Got a sweet tooth? Blame your liver

"The data, mined from a study of the lifestyles and metabolic health of 6,500 Danish individuals, is a really surprising insight into the potential hormonal basis of the sweet tooth," says Matthew Gillum, an assistant professor of biological sciences, who led the study with Niels Grarup, an associate professor of metabolic genetics at the University of Copenhagen.

The study also raises new ideas about the role of the liver in controlling what we eat. Once food has passed through the stomach and intestine, the next organ nutrients encounter is the liver. In addition to signaling that it's time to put the candy away, the researchers speculate that the liver could also secrete other hormones that guide food choices more broadly. "How do we decide what and how much to eat? Maybe satiety consists of different pathways that control different types of nutrients," says Gillum. "This study has opened my mind to how this regulatory system might work."

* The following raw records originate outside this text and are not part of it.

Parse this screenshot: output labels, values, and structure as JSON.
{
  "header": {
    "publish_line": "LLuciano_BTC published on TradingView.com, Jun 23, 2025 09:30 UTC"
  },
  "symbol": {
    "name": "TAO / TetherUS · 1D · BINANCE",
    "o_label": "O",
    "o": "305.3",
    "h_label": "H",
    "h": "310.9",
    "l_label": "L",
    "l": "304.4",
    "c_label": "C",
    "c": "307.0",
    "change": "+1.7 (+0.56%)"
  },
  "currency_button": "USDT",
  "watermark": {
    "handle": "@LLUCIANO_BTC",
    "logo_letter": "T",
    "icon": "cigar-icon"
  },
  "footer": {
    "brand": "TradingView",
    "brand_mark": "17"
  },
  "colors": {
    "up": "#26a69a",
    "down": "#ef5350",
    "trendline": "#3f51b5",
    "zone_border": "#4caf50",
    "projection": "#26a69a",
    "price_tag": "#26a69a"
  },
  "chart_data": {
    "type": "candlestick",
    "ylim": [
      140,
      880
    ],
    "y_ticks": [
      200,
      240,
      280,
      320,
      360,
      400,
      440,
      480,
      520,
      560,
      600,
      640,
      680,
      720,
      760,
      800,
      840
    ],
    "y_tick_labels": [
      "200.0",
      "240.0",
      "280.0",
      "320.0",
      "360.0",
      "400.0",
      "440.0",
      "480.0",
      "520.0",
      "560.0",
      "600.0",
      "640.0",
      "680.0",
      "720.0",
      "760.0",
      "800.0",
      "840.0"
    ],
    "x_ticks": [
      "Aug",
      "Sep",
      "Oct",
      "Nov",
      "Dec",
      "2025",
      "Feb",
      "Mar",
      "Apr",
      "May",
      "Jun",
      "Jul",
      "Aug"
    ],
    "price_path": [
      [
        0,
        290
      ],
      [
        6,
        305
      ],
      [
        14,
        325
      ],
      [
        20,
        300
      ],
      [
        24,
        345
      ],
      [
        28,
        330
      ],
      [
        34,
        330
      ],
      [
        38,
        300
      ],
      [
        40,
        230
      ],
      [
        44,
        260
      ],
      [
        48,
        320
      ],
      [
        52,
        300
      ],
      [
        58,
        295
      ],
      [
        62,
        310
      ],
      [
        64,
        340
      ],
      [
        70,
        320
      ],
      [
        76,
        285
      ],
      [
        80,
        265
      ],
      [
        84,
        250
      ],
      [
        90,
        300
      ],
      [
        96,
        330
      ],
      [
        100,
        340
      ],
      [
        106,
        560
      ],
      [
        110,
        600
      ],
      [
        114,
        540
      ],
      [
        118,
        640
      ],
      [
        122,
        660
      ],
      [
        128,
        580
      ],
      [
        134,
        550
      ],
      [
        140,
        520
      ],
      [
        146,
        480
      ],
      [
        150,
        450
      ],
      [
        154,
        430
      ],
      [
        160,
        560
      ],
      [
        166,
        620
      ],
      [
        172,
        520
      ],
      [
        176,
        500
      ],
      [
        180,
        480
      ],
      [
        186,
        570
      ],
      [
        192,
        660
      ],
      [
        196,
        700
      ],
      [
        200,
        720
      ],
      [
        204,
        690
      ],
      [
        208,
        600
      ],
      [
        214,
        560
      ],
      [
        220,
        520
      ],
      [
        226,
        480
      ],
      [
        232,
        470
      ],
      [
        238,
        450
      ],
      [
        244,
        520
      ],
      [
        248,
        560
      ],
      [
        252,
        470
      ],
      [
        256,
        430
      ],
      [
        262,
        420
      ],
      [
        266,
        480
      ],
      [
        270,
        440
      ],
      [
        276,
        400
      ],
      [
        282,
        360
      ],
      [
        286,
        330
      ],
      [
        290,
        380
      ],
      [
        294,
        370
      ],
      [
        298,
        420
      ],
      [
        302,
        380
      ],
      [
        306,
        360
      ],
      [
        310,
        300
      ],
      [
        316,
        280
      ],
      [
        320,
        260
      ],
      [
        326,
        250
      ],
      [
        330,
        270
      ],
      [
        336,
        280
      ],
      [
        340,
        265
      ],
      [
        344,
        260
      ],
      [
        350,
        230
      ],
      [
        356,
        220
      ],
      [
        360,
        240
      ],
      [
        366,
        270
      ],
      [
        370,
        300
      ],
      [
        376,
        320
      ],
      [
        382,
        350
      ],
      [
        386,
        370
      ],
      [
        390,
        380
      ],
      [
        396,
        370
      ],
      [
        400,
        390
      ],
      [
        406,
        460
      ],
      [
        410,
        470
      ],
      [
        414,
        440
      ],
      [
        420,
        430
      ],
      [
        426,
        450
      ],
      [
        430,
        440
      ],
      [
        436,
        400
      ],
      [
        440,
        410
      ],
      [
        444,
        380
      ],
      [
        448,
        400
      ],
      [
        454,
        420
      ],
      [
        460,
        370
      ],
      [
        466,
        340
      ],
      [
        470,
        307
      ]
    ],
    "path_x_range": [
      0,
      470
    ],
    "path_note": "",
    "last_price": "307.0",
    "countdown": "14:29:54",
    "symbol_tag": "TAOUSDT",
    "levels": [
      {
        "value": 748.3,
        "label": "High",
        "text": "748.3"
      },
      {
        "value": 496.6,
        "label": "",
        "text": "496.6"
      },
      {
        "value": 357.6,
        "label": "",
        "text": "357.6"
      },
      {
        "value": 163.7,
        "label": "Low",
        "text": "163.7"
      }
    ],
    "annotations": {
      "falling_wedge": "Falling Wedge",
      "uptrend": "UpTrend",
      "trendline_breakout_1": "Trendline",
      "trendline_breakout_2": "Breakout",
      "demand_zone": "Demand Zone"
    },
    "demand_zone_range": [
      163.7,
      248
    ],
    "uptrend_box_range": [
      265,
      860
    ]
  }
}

Gillum and collaborators at the University of Iowa discovered the role of liver-secreted FGF21 in regulating sweet intake in 2015 in studies of rodents. The findings paralleled those of another group showing that the hormone suppresses the sweet tooth in primates. Yet it wasn't clear that the hormone would play the same role in humans. "We went into this study with an open question about whether this would be a rodent-specific feature of FGF21 or something we can actually see in people," says Gillum.

To explore the hormone's role in humans, Gillum and Grarup used a study called Inter99 as a data source. The study had collected self-reported dietary intake as well as measures of bloodstream cholesterol and glucose from participants. Grarup and Gillum sequenced the FGF21 gene in study participants.

They zoomed in on two variants of the gene that in earlier research had been associated with increased intake of carbohydrates. They found that individuals with either of these two variants were much more likely to consume larger amounts of sweets and candies. "These variants are very solidly associated with sweet intake," says Gillum.

The study also revealed an association between these variants and increased alcohol intake and smoking, but more research needs to be done to validate the connection. The study did not find an association with obesity or type 2 diabetes, however. This was both surprising and not, says co-lead investigator Niels Grarup. "Dozens of factors have been found to be involved in metabolic disease. In this study, we are just looking at one little piece in a big puzzle."

To get a better sense of how the FGF21 hormone behaves in the body to regulate sweets, Gillum and Grarup set up a clinical study to analyze the ebb and flow of FGF21 in the blood of volunteers in response to sugar intake. Prior to testing, they asked participants to rate themselves as having a sweet tooth or not. They focused the study on 51 subjects who were the most extreme likers and dislikers of sweets.

They measured FGF21 levels after a 12-hour fast, and then monitored changes in FGF21 levels over 5 hours after participants drank sugary water containing about as much sugar as in two cans of Coke. Those who disliked sweets had fasting FGF21 blood levels 50% higher than their sweet-toothed counterparts. However, after the sweet drink, FGF21 blood levels followed the same trajectories and rose to about the same levels in both groups.

To get a true picture of the dynamics, Gillum and Grarup would like to do a similar but much larger study of humans and to gather more information about the rise and fall of FGF21 in humans to better understand how the behavior of the hormone differs across individuals. The project could allow them to find other interesting variants of the FGF21 gene and also to directly associate hormone levels with metabolic conditions, such as obesity or type 2 diabetes.